To determine the validity of the allegations, we interviewed the Network Director and the following members of his staff: the Behavioral Care Line Director, the Clinical Coordinator, the Chief Operating Officer, and the Health Systems Specialist. We also interviewed the Director, Physician Executive, Behavioral Care Line Manager, Compliance Officer, and the RN from VAMC Canandaigua. In addition, we reviewed data from the Patient Care Encounter (PCE) and Computerized Patient Record System (CPRS) files and other documents related to care provided to incarcerated veterans by the RN and by other VISN 2 medical staff who provided services to New York State prisoners. Our review covered the period of Fiscal Year (FY) 2000.
BACKGROUND
Policy In 1986, Congress amended 38 United States Code (U.S.C.) p 1710(g) by adding language providing that the statute does not require VA to furnish care to a veteran to whom another agency of Federal, State, or local government has a duty under law to provide care in an institution of such government. Subsection (g) of 38 U.S.C. p 1710 did not prohibit VA from caring for incarcerated veterans and thus from 1986 until late 1999, VA did provide such care.
In October 1999, VA established a new benefits package and the Veterans Health Administration (VHA) changed its longstanding policy and expressly excluded from the benefits package, by regulation, hospital and outpatient care for a veteran who is a patient or inmate in an institution of another government agency if that agency has a duty to give the care or services. Under the Eighth Amendment of the United States Constitution, a State or local government has a duty to provide such services to the incarcerated.
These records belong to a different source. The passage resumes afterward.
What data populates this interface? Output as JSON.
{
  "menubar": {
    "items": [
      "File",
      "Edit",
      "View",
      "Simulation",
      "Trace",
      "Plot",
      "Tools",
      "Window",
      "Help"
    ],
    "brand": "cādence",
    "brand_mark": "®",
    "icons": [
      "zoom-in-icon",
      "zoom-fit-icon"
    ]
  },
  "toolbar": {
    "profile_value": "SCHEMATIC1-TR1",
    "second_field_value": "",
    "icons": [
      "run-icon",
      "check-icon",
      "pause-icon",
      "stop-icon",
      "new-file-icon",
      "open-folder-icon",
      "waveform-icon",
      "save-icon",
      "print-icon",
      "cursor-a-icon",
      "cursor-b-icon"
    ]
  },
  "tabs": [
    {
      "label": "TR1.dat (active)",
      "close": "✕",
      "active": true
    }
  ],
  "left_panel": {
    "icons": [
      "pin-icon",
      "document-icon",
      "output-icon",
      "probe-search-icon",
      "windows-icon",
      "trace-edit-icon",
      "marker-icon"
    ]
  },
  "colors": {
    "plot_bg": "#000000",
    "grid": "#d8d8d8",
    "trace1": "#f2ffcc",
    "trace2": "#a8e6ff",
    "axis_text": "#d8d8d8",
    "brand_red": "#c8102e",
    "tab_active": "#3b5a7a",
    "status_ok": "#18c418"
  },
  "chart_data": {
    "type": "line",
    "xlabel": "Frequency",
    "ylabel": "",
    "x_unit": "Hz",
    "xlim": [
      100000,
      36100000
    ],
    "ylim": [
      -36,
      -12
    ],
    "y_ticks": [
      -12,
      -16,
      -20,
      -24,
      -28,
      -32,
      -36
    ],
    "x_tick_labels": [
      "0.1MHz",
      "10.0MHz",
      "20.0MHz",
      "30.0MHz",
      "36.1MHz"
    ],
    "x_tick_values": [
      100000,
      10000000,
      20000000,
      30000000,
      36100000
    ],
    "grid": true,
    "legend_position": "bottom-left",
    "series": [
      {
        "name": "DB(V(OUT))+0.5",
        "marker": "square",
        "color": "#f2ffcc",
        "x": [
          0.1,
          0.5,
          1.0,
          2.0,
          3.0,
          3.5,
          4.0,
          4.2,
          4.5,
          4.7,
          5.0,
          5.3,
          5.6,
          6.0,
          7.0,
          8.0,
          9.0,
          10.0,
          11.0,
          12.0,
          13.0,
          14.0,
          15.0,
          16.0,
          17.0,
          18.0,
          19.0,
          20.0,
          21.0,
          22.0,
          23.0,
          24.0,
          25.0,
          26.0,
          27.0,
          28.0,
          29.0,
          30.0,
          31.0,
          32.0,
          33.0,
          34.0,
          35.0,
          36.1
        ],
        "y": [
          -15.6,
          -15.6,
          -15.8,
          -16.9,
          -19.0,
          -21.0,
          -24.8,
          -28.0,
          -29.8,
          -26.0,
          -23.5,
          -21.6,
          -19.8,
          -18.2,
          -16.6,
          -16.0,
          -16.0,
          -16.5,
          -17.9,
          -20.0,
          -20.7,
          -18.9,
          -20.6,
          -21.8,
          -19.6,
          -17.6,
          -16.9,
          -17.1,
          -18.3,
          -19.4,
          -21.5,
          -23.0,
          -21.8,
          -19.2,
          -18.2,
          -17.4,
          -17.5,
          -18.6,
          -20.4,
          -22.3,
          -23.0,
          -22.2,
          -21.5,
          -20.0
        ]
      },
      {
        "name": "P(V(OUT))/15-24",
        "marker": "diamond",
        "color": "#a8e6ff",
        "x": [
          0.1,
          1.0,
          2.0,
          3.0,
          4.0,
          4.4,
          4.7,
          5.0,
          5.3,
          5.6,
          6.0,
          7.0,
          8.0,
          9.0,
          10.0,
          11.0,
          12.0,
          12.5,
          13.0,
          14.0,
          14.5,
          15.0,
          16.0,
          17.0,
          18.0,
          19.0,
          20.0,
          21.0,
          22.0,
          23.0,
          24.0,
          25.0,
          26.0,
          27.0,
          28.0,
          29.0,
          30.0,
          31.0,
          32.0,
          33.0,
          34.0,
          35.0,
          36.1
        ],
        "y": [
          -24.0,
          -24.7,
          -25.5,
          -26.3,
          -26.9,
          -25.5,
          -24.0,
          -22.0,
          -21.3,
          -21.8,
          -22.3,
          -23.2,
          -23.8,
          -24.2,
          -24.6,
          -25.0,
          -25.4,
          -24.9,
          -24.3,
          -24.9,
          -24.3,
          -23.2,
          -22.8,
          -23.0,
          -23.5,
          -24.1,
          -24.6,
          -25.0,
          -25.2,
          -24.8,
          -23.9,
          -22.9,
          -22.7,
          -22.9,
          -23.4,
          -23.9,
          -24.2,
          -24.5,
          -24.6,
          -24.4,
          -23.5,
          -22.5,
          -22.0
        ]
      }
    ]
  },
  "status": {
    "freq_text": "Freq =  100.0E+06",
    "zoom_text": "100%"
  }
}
VERA VERA includes three pricing groups for budget allocation: Complex Care, Basic Vested Care, and Basic Non-Vested Care. These pricing groups contain 46 patient classes. Patients who are reliant on VA health care are considered “vested”. Each patient who receives V-A medical care is assigned to one patient class that is dependent upon the international Classification of Diseases (ICD-9) code and Current Procedural Terminology (CPT) code assigned to the care provided. Patients may remain in a specific class for a specified timeframe after the first fiscal year of initial qualification. The patients in our review fell into the 3-year classification whereby patients were maintained in the class for two fiscal years after the initial year of classification, A brief description of the patient classes under each group follows:
· Complex Care Group This group includes patients who rely on VA health care with special or complex, and generally chronic, health care needs that are relatively expensive. This includes patients with transplants. Acquired Immune Deficiency Syndrome or Human Immunodeficiency Virus, end stage renal disease, chronic Post Traumatic Stress Disorder, spinal cord injury, stroke, oncology, addictive disorders, schizophrenia, and dementia. Classification in this care group requires an inpatient stay.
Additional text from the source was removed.